In statistics, separation is a phenomenon associated with models for dichotomous or categorical outcomes, including logistic and probit regression. Separation occurs if the predictor (or a linear combination of some subset of the predictors) is associated with only one outcome value when the predictor range is split at a certain value.
For example, if the predictor X is continuous, and the outcome y = 1 for all observed x > 2. If the outcome values are perfectly determined by the predictor (e.g., y = 0 when x ≤ 2) then the condition "complete separation" is said to occur. If instead there is some overlap (e.g., y = 0 when x < 2, but y has observed values of 0 and 1 when x = 2) then "quasi-complete separation" occurs. A 2 × 2 table with an empty (zero) cell is an example of quasi-complete separation.
This observed form of the data is important because it sometimes causes problems with the estimation of regression coefficients. For example, maximum likelihood (ML) estimation relies on maximization of the likelihood function, where e.g. in case of a logistic regression with completely separated data the maximum appears at the parameter space's margin, leading to "infinite" estimates, and, along with that, to problems with providing sensible standard errors. Statistical software will often output an arbitrarily large parameter estimate with a very large standard error.

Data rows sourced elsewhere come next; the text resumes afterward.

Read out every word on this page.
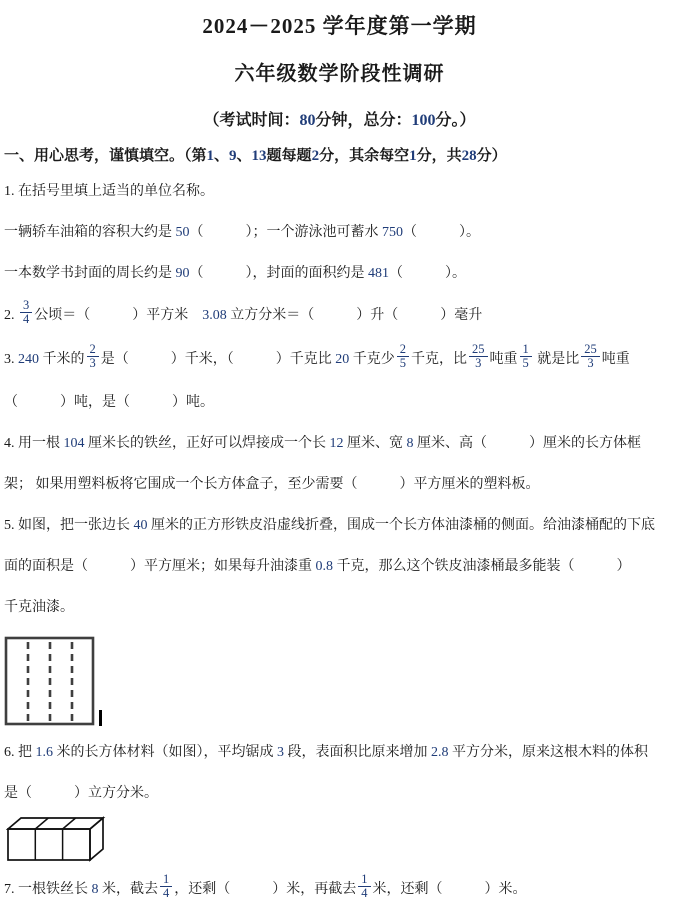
2024－2025 学年度第一学期
六年级数学阶段性调研
（考试时间：80分钟，总分：100分。）
一、用心思考，谨慎填空。（第1、9、13题每题2分，其余每空1分，共28分）

1. 在括号里填上适当的单位名称。

一辆轿车油箱的容积大约是 50（　　　）；一个游泳池可蓄水 750（　　　）。

一本数学书封面的周长约是 90（　　　），封面的面积约是 481（　　　）。

2. $\frac{3}{4}$ 公顷＝（　　　）平方米　3.08 立方分米＝（　　　）升（　　　）毫升

3. 240 千米的 $\frac{2}{3}$ 是（　　　）千米，（　　　）千克比 20 千克少 $\frac{2}{5}$ 千克，比 $\frac{25}{3}$ 吨重 $\frac{1}{5}$ 就是比 $\frac{25}{3}$ 吨重

（　　　）吨，是（　　　）吨。

4. 用一根 104 厘米长的铁丝，正好可以焊接成一个长 12 厘米、宽 8 厘米、高（　　　）厘米的长方体框

架； 如果用塑料板将它围成一个长方体盒子，至少需要（　　　）平方厘米的塑料板。

5. 如图，把一张边长 40 厘米的正方形铁皮沿虚线折叠，围成一个长方体油漆桶的侧面。给油漆桶配的下底

面的面积是（　　　）平方厘米；如果每升油漆重 0.8 千克，那么这个铁皮油漆桶最多能装（　　　）

千克油漆。

6. 把 1.6 米的长方体材料（如图），平均锯成 3 段，表面积比原来增加 2.8 平方分米，原来这根木料的体积

是（　　　）立方分米。

7. 一根铁丝长 8 米，截去 $\frac{1}{4}$ ，还剩（　　　）米，再截去 $\frac{1}{4}$ 米，还剩（　　　）米。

An approach to "fix" problems with ML estimation is the use of regularization (or "continuity corrections"). In particular, in case of a logistic regression problem, the use of exact logistic regression or Firth logistic regression, a bias-reduction method based on a penalized likelihood, may be an option.
Alternatively, one may avoid the problems associated with likelihood maximization by switching to a Bayesian approach to inference. Within a Bayesian framework, the pathologies arising from likelihood maximization are avoided by the use of integration rather than maximization, as well as by the use of sensible prior probability distributions.